Le tecnologie furono determinanti nella Battaglia di Lepanto. I veneziani avevano sviluppato delle artiglierie capaci di sparar dalla lunga distanza e fu per questo che le sei galeazze di Francesco Duodo, in testa allo schieramento cristiano, iniziarono a far fuoco con le artiglierie prodiere appena giunte a circa mezzo miglio dalla flotta ottomana, la quale avanzava a voga arrancata. Esaurite le batterie di prua, i veneziani virarono “scaricando le artiglierie laterali: proseguendo la rotazione su se stesse spararono in progressione con i pezzi di poppa e con quelli della fiancata successiva (…) le galee ottomane nel giro di pochi minuti, divennero il bersaglio di almeno un centinaio di pezzi di medio e grosso calibro e di altrettante artiglierie minori. L’impeto dell’Islam era stato arrestato e la vittoria finale assicurata” come spiegò Marco Morin, nel suo saggio “La Battaglia di Lepanto, alcuni aspetti della tecnologia navale veneziana” da cui traggo buona parte delle citazioni di questo mio intervento. Come ebbe a notare Geoffrey Parker nel suo “The Military revolution” (Cambridge 1998) “si dice che non meno che settanta galee vennero affondate da queste nuove navi da guerra” e che fu “una cosa incredibile che solo sei galeazze potessero aver causato una tale enorme distruzione”. Manovrabilità delle navi e tecnologia avanzata nelle armi, ma non solo: a bordo delle galeazze marciane Duodo aveva voluto Antonio Surian detto Armeno, formidabile inventore, e Zaccaria Schiavina, celebre Capo dei Bombardieri di Venezia. Sia Zaccaria Schiavina sia Antonio Armeno nel corso della battaglia apportarono delle migliorie alle artiglierie ottimizzandone la resa aumentando la velocità di carico e sparo. Nella seconda parte della battaglia poi, a navi ravvicinate, gli archibugi cristiani, in gran parte prodotti a Gardone Val Trompia, fecero la differenza sugli arcieri turchi. Ovunque in Europa si gridò al miracolo, ma oltre al Cielo molto, moltissimo, fu frutto dell’ingegno veneziano: fu la vittoria della cultura, anche della Fede, della scienza e tecnica veneziana ed europea e non a caso in tutta Europa ci si sentì fieri di essere europei.

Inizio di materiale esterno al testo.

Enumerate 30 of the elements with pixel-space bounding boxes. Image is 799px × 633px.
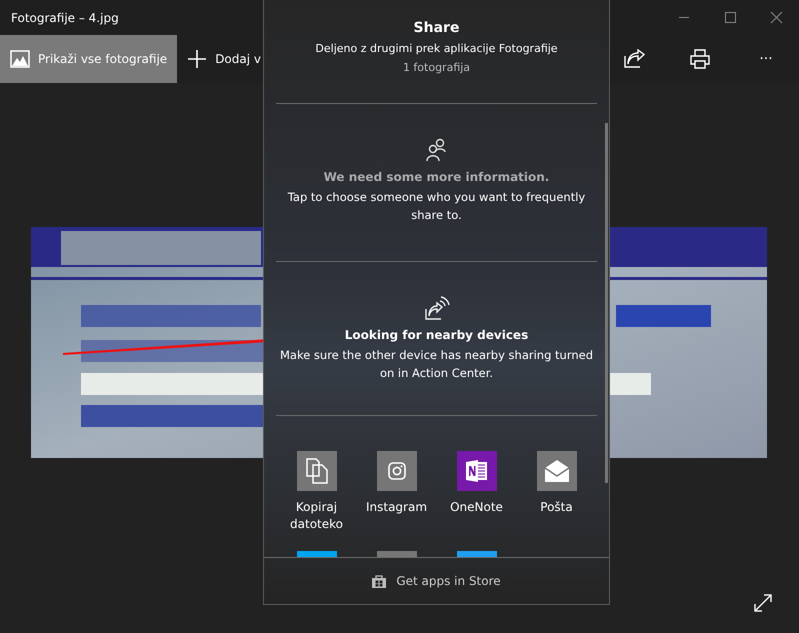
option-heading: We need some more information.	[324, 170, 550, 184]
nearby-share-icon	[424, 296, 450, 320]
notebook-icon	[464, 459, 488, 483]
share-app[interactable]: Instagram	[356, 451, 436, 541]
option-heading: Looking for nearby devices	[344, 328, 528, 342]
add-to-button[interactable]: Dodaj v	[177, 35, 271, 83]
more-button[interactable]: ···	[733, 35, 799, 83]
printer-icon	[689, 48, 711, 70]
expand-icon[interactable]	[753, 593, 773, 613]
scrollbar[interactable]	[605, 123, 608, 483]
photo-count: 1 fotografija	[402, 61, 470, 74]
copy-icon	[306, 458, 328, 484]
option-description: Make sure the other device has nearby sharing turned on in Action Center.	[278, 347, 594, 382]
plus-icon	[187, 49, 208, 69]
contact-option[interactable]: We need some more information. Tap to choose someone who you want to frequently share to.	[276, 104, 597, 261]
store-icon	[372, 574, 386, 588]
store-link[interactable]: Get apps in Store	[366, 573, 507, 589]
camera-icon	[388, 462, 406, 480]
panel-title: Share	[414, 20, 460, 36]
all-photos-button[interactable]: Prikaži vse fotografije	[0, 35, 178, 83]
image-icon	[10, 50, 30, 68]
share-app[interactable]: Pošta	[516, 451, 596, 541]
panel-subtitle: Deljeno z drugimi prek aplikacije Fotografije	[315, 42, 558, 55]
people-icon	[424, 138, 448, 162]
window-title: Fotografije – 4.jpg	[10, 10, 119, 24]
share-icon	[623, 49, 645, 69]
envelope-icon	[542, 459, 570, 483]
share-app[interactable]: Kopiraj datoteko	[276, 451, 356, 541]
option-description: Tap to choose someone who you want to frequently share to.	[286, 189, 586, 224]
share-app[interactable]: OneNote	[436, 451, 516, 541]
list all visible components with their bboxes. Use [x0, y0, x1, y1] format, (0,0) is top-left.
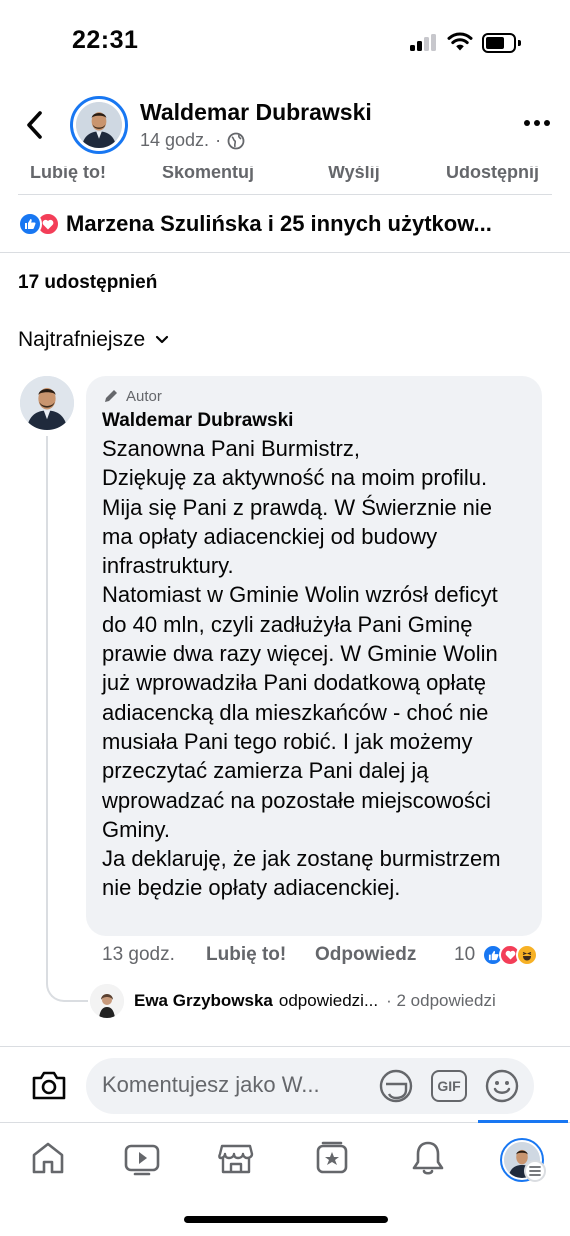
marketplace-icon[interactable] — [216, 1138, 256, 1178]
gif-button[interactable]: GIF — [431, 1070, 467, 1102]
post-actions-row: Lubię to! Skomentuj Wyślij Udostępnij — [0, 166, 570, 194]
status-time: 22:31 — [72, 26, 139, 54]
like-button[interactable]: Lubię to! — [30, 166, 106, 183]
author-name[interactable]: Waldemar Dubrawski — [140, 99, 372, 126]
reply-action: odpowiedzi... — [278, 991, 379, 1010]
comment-like-button[interactable]: Lubię to! — [206, 944, 286, 966]
post-meta: 14 godz. · — [140, 130, 245, 151]
video-icon[interactable] — [122, 1138, 162, 1178]
home-indicator — [184, 1216, 388, 1223]
author-avatar[interactable] — [70, 96, 128, 154]
divider — [0, 1046, 570, 1047]
comment-actions: 13 godz. Lubię to! Odpowiedz 10 — [102, 944, 558, 970]
globe-icon — [227, 132, 245, 149]
comment-text: Szanowna Pani Burmistrz, Dziękuję za akt… — [102, 436, 501, 901]
reactions-summary[interactable]: Marzena Szulińska i 25 innych użytkow... — [18, 208, 492, 240]
wifi-icon — [447, 32, 473, 51]
share-button[interactable]: Udostępnij — [446, 166, 539, 183]
reply-avatar — [90, 984, 124, 1018]
author-badge: Autor — [102, 386, 526, 406]
comment-button[interactable]: Skomentuj — [162, 166, 254, 183]
feeds-icon[interactable] — [312, 1138, 352, 1178]
author-badge-label: Autor — [126, 387, 162, 405]
comment-sort-dropdown[interactable]: Najtrafniejsze — [18, 328, 169, 352]
status-bar: 22:31 — [0, 0, 570, 86]
nav-active-indicator — [478, 1120, 568, 1123]
comment-author[interactable]: Waldemar Dubrawski — [102, 410, 526, 432]
home-icon[interactable] — [28, 1138, 68, 1178]
shares-count[interactable]: 17 udostępnień — [18, 272, 157, 294]
menu-icon — [524, 1160, 546, 1182]
divider — [18, 194, 552, 195]
chevron-down-icon — [156, 335, 169, 344]
reply-author: Ewa Grzybowska — [134, 991, 273, 1010]
comment-input[interactable] — [102, 1072, 372, 1098]
reactions-text[interactable]: Marzena Szulińska i 25 innych użytkow... — [66, 211, 492, 237]
reply-preview[interactable]: Ewa Grzybowska odpowiedzi... · 2 odpowie… — [90, 984, 496, 1018]
comment-reply-button[interactable]: Odpowiedz — [315, 944, 416, 966]
comment-bubble: Autor Waldemar Dubrawski Szanowna Pani B… — [86, 376, 542, 936]
comment-reactions[interactable] — [482, 944, 538, 966]
thread-line — [46, 436, 88, 1002]
camera-icon[interactable] — [30, 1066, 68, 1104]
back-arrow-icon[interactable] — [22, 108, 48, 142]
comment-time: 13 godz. — [102, 944, 175, 965]
signal-icon — [410, 34, 438, 51]
more-options-icon[interactable] — [524, 120, 550, 128]
haha-reaction-icon — [516, 944, 538, 966]
post-time: 14 godz. — [140, 130, 210, 150]
sort-label: Najtrafniejsze — [18, 328, 146, 351]
pencil-icon — [105, 390, 117, 402]
emoji-icon[interactable] — [484, 1068, 520, 1104]
reply-count: · 2 odpowiedzi — [386, 991, 496, 1010]
meta-separator: · — [215, 130, 222, 150]
like-reaction-icon — [18, 212, 42, 236]
sticker-icon[interactable] — [378, 1068, 414, 1104]
divider — [0, 252, 570, 253]
battery-icon — [482, 33, 522, 53]
comment-composer[interactable]: GIF — [86, 1058, 534, 1114]
send-button[interactable]: Wyślij — [328, 166, 380, 183]
commenter-avatar[interactable] — [20, 376, 74, 430]
bell-icon[interactable] — [408, 1138, 448, 1178]
comment-reaction-count[interactable]: 10 — [454, 944, 475, 966]
post-header: Waldemar Dubrawski 14 godz. · — [0, 86, 570, 166]
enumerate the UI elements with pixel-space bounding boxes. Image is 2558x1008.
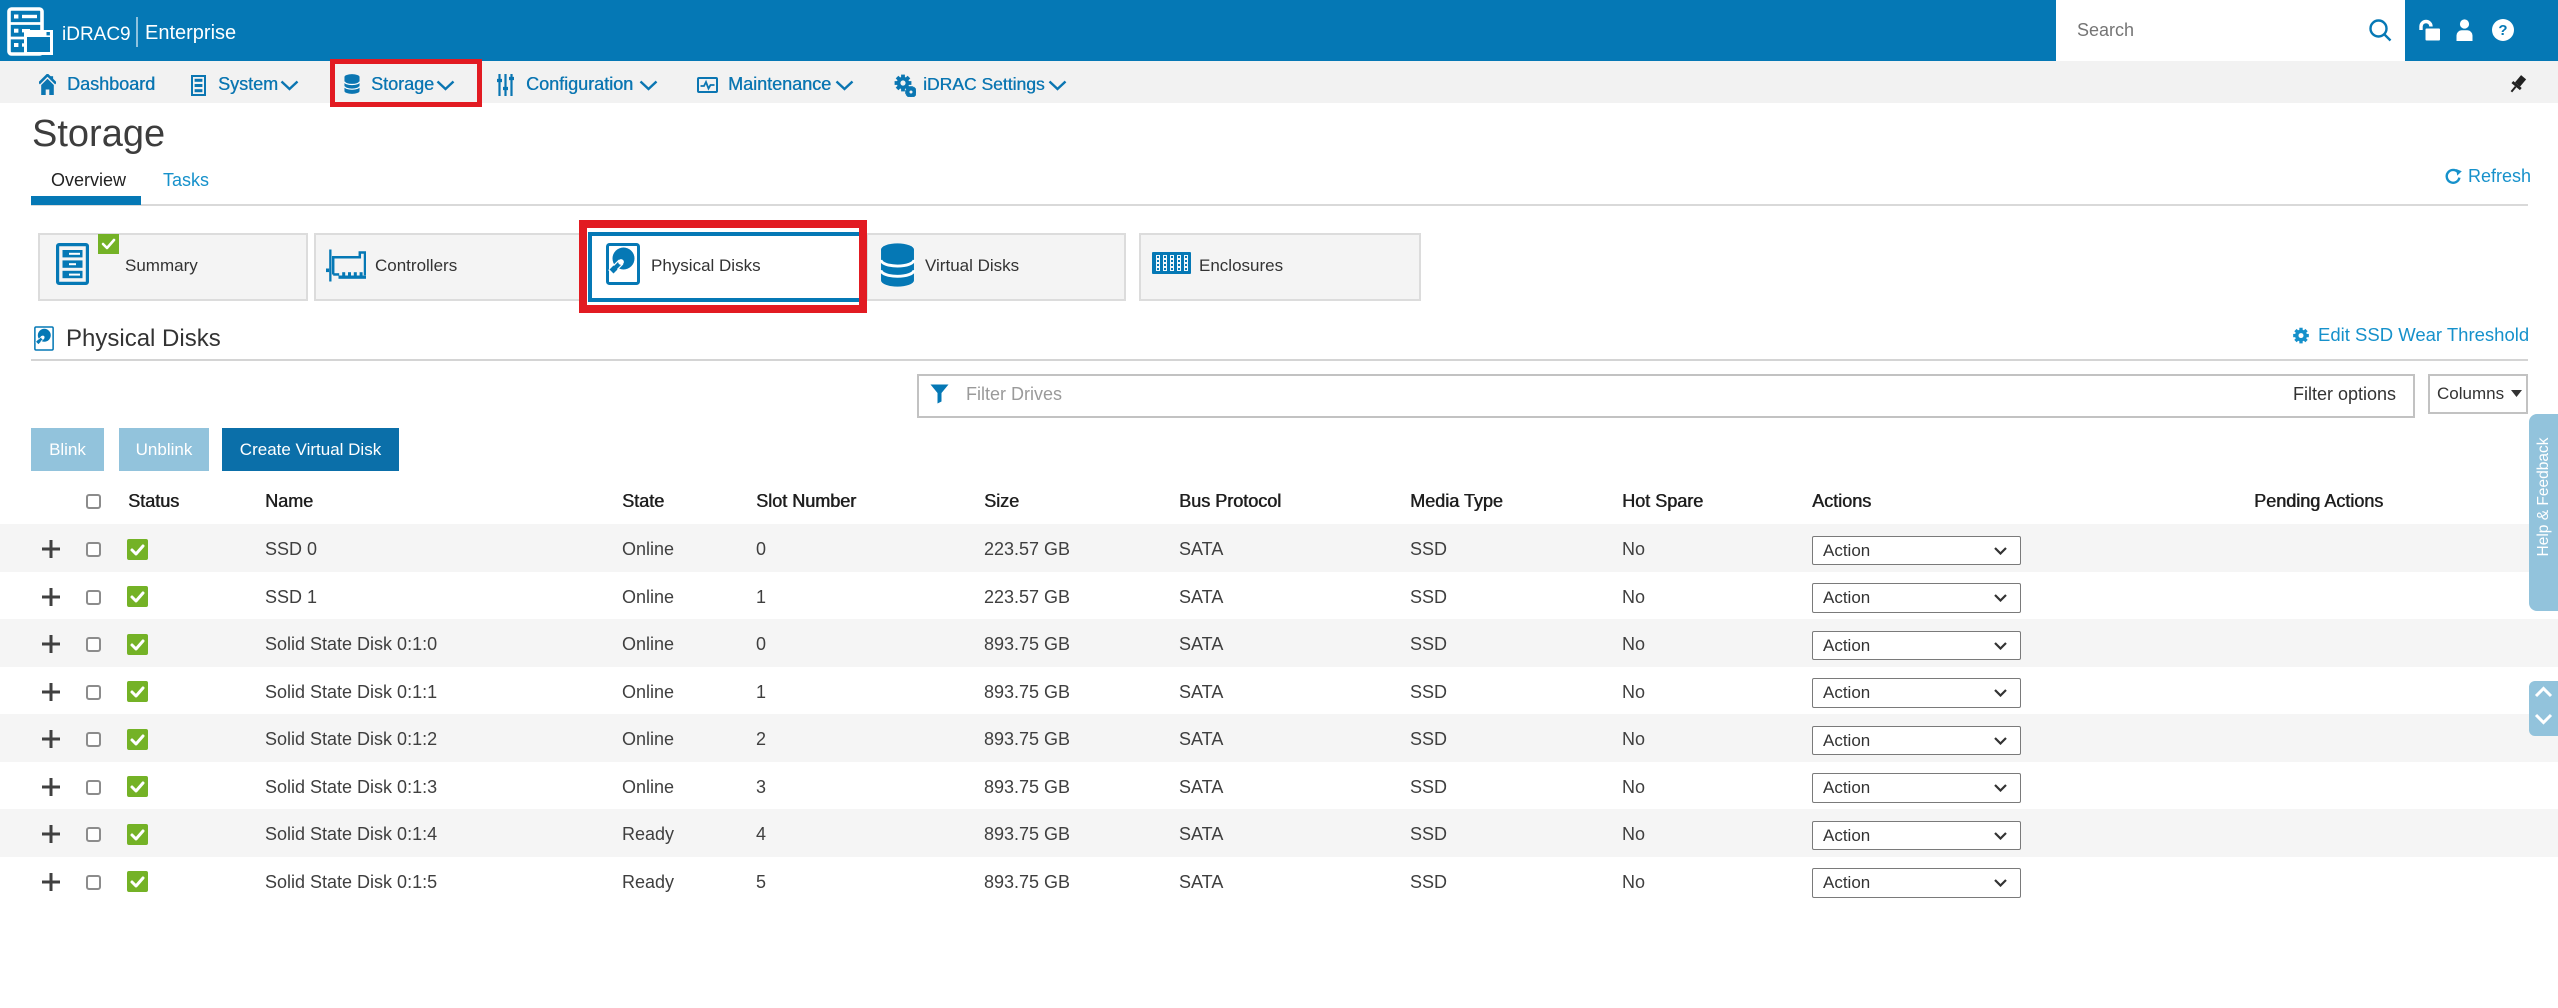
svg-text:?: ?	[2498, 22, 2507, 39]
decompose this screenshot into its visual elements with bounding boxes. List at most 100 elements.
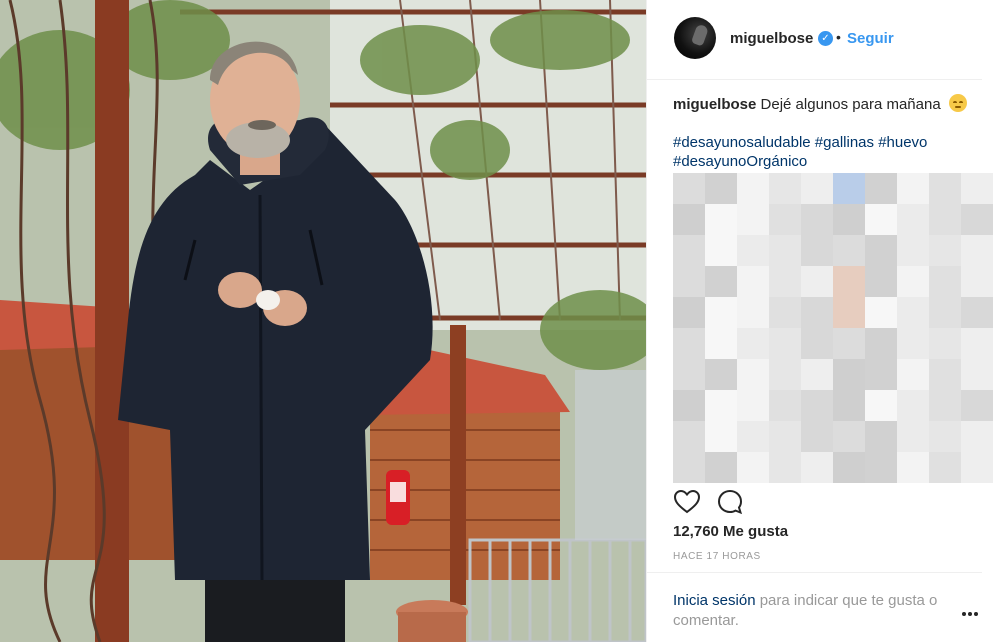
hashtag-list: #desayunosaludable #gallinas #huevo #des…	[673, 133, 973, 171]
pixel-block	[865, 173, 897, 204]
hashtag-link[interactable]: #gallinas	[815, 134, 874, 151]
login-prompt: Inicia sesión para indicar que te gusta …	[673, 591, 953, 631]
pixel-block	[929, 359, 961, 390]
hashtag-link[interactable]: #huevo	[878, 134, 927, 151]
pixel-block	[833, 235, 865, 266]
pixel-block	[929, 204, 961, 235]
follow-button[interactable]: Seguir	[847, 30, 894, 47]
pixel-block	[929, 173, 961, 204]
pixel-block	[673, 390, 705, 421]
pixel-block	[737, 266, 769, 297]
avatar-figure	[690, 23, 710, 47]
pixel-block	[737, 452, 769, 483]
heart-icon[interactable]	[673, 488, 701, 516]
pixel-block	[897, 421, 929, 452]
relieved-face-emoji-icon	[948, 94, 967, 112]
author-username[interactable]: miguelbose	[730, 30, 813, 47]
pixel-block	[705, 328, 737, 359]
verified-badge-icon: ✓	[818, 31, 833, 46]
pixel-block	[673, 235, 705, 266]
pixel-block	[705, 297, 737, 328]
pixel-block	[833, 297, 865, 328]
author-avatar[interactable]	[674, 17, 716, 59]
pixel-block	[801, 204, 833, 235]
pixel-block	[737, 173, 769, 204]
pixel-block	[801, 266, 833, 297]
caption-username[interactable]: miguelbose	[673, 96, 756, 113]
pixel-block	[673, 266, 705, 297]
pixel-block	[833, 452, 865, 483]
pixel-block	[737, 235, 769, 266]
pixel-block	[833, 204, 865, 235]
comment-icon[interactable]	[716, 488, 744, 516]
pixel-block	[705, 390, 737, 421]
pixel-block	[801, 390, 833, 421]
pixel-block	[897, 297, 929, 328]
pixel-block	[961, 328, 993, 359]
pixel-block	[737, 359, 769, 390]
pixel-block	[673, 297, 705, 328]
pixel-block	[897, 173, 929, 204]
pixel-block	[769, 390, 801, 421]
post-caption: miguelbose Dejé algunos para mañana	[673, 94, 973, 114]
pixel-block	[865, 421, 897, 452]
pixel-block	[897, 266, 929, 297]
pixel-block	[865, 359, 897, 390]
pixel-block	[865, 235, 897, 266]
pixel-block	[897, 390, 929, 421]
caption-text: Dejé algunos para mañana	[760, 96, 941, 113]
pixel-block	[737, 328, 769, 359]
hashtag-link[interactable]: #desayunosaludable	[673, 134, 811, 151]
more-options-icon[interactable]	[960, 609, 980, 619]
pixel-block	[929, 452, 961, 483]
pixel-block	[961, 452, 993, 483]
pixel-block	[801, 235, 833, 266]
pixel-block	[865, 297, 897, 328]
post-photo	[0, 0, 646, 642]
like-count[interactable]: 12,760 Me gusta	[673, 523, 788, 540]
pixel-block	[961, 297, 993, 328]
pixel-block	[865, 452, 897, 483]
pixelated-comments-area	[673, 173, 993, 483]
pixel-block	[897, 235, 929, 266]
pixel-block	[673, 452, 705, 483]
pixel-block	[705, 359, 737, 390]
post-actions	[673, 488, 973, 516]
pixel-block	[801, 359, 833, 390]
pixel-block	[865, 266, 897, 297]
pixel-block	[705, 266, 737, 297]
pixel-block	[769, 266, 801, 297]
pixel-block	[865, 204, 897, 235]
post-side-panel: miguelbose ✓ • Seguir miguelbose Dejé al…	[646, 0, 1000, 642]
pixel-block	[833, 328, 865, 359]
pixel-block	[705, 421, 737, 452]
photo-illustration	[0, 0, 646, 642]
pixel-block	[897, 359, 929, 390]
pixel-block	[961, 235, 993, 266]
pixel-block	[673, 359, 705, 390]
pixel-block	[897, 204, 929, 235]
pixel-block	[833, 390, 865, 421]
post-timestamp[interactable]: HACE 17 HORAS	[673, 551, 761, 562]
pixel-block	[961, 359, 993, 390]
pixel-block	[961, 173, 993, 204]
pixel-block	[673, 204, 705, 235]
pixel-block	[801, 421, 833, 452]
pixel-block	[769, 328, 801, 359]
pixel-block	[705, 235, 737, 266]
pixel-block	[737, 390, 769, 421]
pixel-block	[769, 235, 801, 266]
pixel-block	[929, 297, 961, 328]
pixel-block	[673, 328, 705, 359]
pixel-block	[801, 328, 833, 359]
pixel-block	[929, 390, 961, 421]
pixel-block	[801, 297, 833, 328]
pixel-block	[865, 328, 897, 359]
login-link[interactable]: Inicia sesión	[673, 592, 756, 609]
hashtag-link[interactable]: #desayunoOrgánico	[673, 153, 807, 170]
pixel-block	[737, 421, 769, 452]
pixel-block	[769, 421, 801, 452]
pixel-block	[865, 390, 897, 421]
pixel-block	[961, 421, 993, 452]
comment-login-footer: Inicia sesión para indicar que te gusta …	[647, 572, 982, 642]
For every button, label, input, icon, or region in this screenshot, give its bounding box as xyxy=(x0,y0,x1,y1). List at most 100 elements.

Ma come spiegò in una relazione ancora del 1645 Fabrizio Giustiniani facendo riferimento alla battaglia di Lepanto“…la Galeazza, legno veramente miracoloso, quando viene governato da persone perite”. Le tecnologie se guidate da “persone perite”, cioè esperte, diventano miracolose. L’uomo deve servirsi della tecnica, deve guidarla e metterla al servizio del bene comune. A Lepanto si vinse grazie alle tecnologie, ma non vinsero le tecnologie.
Oggi invece, per dirla con Umberto Garimberti, la tecnica ci mangia l’anima, gli algoritmi sanno tutto di noi e noi nei fatti siamo asserviti a loro e siamo schiavi della supremazia dell’economia: tecnici ed economisti scambiano progresso per benessere, anche quando il “progresso” distrugge l’ambiente, avvelena i nostri corpi, ci riempie la testa di bisogni inutili e il corpo di cibi spazzatura costringendoci in una fretta continua a consumare sempre più ogni bene, relazioni ed affetti. Oggi spread, Pil, patto di stabilità sono gli unici valori di riferimento e il vero collante dell’Unione Europea.
Davanti a noi abbiamo sfide impressionanti e come nel 1571 si respiravano sensazioni millenariste e si aveva paura di soccombere definitivamente agli Ottomani, oggi noi abbiamo giusta apprensione per il domani dell’Europa: se vogliamo vincere la nostra battaglia guardiamo a Lepanto perché, parafrasando Robert Kennedy, Pil, indice Down Jones, spread, patto di stabilità, fiscal compact, possono dirci tutto sull’Europa, ma non ci dicono di certo se possiamo essere orgogliosi di essere Europei.